И придвинулся, подщурился на один глаз и сказал с конфиденциальной улыбочкой, негромко и доверительно:
— Давай коньячку. — И ещё так губу нижнюю подвыпятил, мол, это для тех кто понимает, не для бичей каких-нибудь, так что цени доверие.
Я изо всех сил выправлял баржонку. Эдя налил в обрезок пластиковой бутылки и в крышку от термоса. Напиток оказался коричневатым, судя по всему, спирт на орехах.
— Это что у тебя?
— Коньяк, — невозмутимо ответил Эдик и указал рукой: — Туда подработай, не видишь, заваливает? У меня ещё была одна, но мы с Мотей выдули… Или вообще знаешь? Заглуши. Заглуши его к хренам небесным! Давай сплавимся. Здесь нормально! У нас полтора километра безопасного сплава. — О-о-н до того бакана, а если нас вон то улово поймат, то двойной тягой оттащим. Двое — не один!
Говорил он колоритно, и я с удовольствием заглушил мотор.
— Тем более, чо вот она порожняком течёт? — Он указал на воду. — Пускай нас тащит. Не употеет. А мы пока коньячку. Коньяк — это такая штука… Он покоя требует. Вот слушай, тебе интересно будет… — сказал он, видимо, намекая на мои записки. — У меня, короче, дядька, Дяа Юра, бортмеханик, в Туве жил, в Хандага… Хангадай… Хандагай… — Не взяв с наскоку, он выдохнул, демонстративно притих и сказал показательно спокойно: — В Хандагайтах жил. На заставе. А в Кызыле у него дочка. У ней мужик — охотовед. Тувинский Зять кличка. К нему на охоту люди валом идут. И короче, с Испании приезжает один, в общем… дон. Дон… Как его? Ну… не помню…
— Дон Карлос, — предположил я. От «коньяка» у меня отлегло.

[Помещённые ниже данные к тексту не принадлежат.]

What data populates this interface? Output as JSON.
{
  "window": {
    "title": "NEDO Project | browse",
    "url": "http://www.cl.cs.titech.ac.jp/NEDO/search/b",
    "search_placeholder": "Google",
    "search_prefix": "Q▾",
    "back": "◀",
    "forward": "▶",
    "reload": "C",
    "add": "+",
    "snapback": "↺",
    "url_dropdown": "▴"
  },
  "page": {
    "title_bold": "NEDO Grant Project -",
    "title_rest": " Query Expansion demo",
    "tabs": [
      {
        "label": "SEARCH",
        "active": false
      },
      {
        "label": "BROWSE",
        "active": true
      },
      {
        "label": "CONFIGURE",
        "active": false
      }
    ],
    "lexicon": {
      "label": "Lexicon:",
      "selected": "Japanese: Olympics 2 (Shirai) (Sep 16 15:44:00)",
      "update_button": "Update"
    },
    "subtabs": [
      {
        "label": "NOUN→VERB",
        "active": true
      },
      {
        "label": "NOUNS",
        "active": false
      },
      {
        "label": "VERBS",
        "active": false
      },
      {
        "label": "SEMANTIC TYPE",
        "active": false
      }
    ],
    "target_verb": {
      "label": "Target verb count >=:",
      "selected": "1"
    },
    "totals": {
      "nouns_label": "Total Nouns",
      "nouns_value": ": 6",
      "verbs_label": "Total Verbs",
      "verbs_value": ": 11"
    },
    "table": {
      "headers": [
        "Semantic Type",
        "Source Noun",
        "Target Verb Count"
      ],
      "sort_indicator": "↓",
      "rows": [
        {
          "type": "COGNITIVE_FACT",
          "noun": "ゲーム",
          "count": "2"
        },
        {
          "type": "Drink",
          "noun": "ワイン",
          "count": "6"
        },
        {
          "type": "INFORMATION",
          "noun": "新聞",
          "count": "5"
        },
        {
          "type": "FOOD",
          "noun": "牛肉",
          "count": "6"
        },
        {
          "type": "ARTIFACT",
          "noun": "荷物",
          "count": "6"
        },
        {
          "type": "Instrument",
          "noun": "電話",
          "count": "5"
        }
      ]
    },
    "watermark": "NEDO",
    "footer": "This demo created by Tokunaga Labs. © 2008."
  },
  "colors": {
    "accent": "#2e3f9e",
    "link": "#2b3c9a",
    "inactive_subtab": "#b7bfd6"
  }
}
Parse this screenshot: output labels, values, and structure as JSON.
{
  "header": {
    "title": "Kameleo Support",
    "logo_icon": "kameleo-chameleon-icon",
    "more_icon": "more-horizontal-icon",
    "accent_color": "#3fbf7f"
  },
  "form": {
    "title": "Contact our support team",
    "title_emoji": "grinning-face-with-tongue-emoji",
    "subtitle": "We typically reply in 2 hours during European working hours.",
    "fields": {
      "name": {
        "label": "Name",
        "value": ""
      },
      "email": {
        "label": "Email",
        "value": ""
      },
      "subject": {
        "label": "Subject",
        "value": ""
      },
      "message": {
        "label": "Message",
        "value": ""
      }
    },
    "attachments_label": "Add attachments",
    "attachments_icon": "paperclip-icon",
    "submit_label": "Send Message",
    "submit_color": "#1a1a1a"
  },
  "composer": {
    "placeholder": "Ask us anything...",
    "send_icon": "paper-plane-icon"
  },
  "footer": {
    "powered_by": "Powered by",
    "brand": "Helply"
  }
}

— Да. Дон Карлос, — оценив мою находчивость и радуясь, что я включился в игру, весело согласился Эдя. — И они сначала едут на Хындик… на Хиндык, едут на Хындыктык… на Хиндикдик… — Он пытался в несколько попыток форсировать Хиндигтик-Холь, но ничего не получалось: — В общем, на Хындык…
— На Хындык-Тайгу.
— На Хындык-Тайгу… И там дон настрелялся козлов до больного плеча, нарыбачился, аж рука отваливается… и стакан еле держит, и говорит… Давай намахнём… Это в смысле я говорю уже… А не дон… Хе-хе. Давай. Букет чувствуешь? Вот то-то. Короче, дон говорит: знаешь, Тувинский Зять, я так хорошо у тебя отдохнул, что приезжай-ка теперь ты в моё испанское графство-государство. Хорошо, говорит Зять. Ну и едет, как словом, так и делом. А дон селит его у себя в замке. Селит. От те койка, от те мойка, от те принадлежность мыльно-рыльная, в общем, всё как у людей. А под замком, — секретно прищурился Эдя, — хе-хе, подвал… А в подвале колидоры подземные, а в них погреба винные-глубинные. Хе-хе… Короче, дон оказывается коньячный барон. И каждый день дон-барон велит с подвалу поднять коньяку… А коньяк, я тебе доложу, такой, что губа сначала разворачиватца, а потом заворачиватца… Короче, они три дня кряду, — он поднял палец, — сидят у камину, едят бычачью бочину и пробуют на губу коньячину. А надо сказать, что у Зятя губа далеко не дура. Что у Зятя губа — далеко не так слаба. Хе-хе… И вот к концу треттего дня дон Карлос или как его там… говорит: дорогой Дон Тувинский Зять, теперь я тебе доверяю, как самому себе, пойдём-ка пройдём по подземелью. На что Дон Зять говорит: почему нет? Мы с тобой по Хиндык, по Хындык-тык-тык-тык… по Хунды…
— По Хындык-Тайге…
— По Хындык-Тайге шарохались, а уж по каком-то подземелью всяко-разно прошкребёмся. Они спускаются… А там этих бутылок… — Эдя повёл рукой. — А они такие пыльные, и идут так вот… в глубь средневековых времён, иначе не скажешь… И чем дальше в подземелье — тем старее бутылка. Только не думай, что они каждую дегустируют. Они продвигаются и оттяпывают так это… лет по пять исторического периводу. В общем, остановятся, тяпнут и дальше. Тяпнут и дальше. А чем дальше они тяпают, тем вкуснее коньячина. Обожди, давай я на плашкот слажу пожрать чо-нибудь возьму.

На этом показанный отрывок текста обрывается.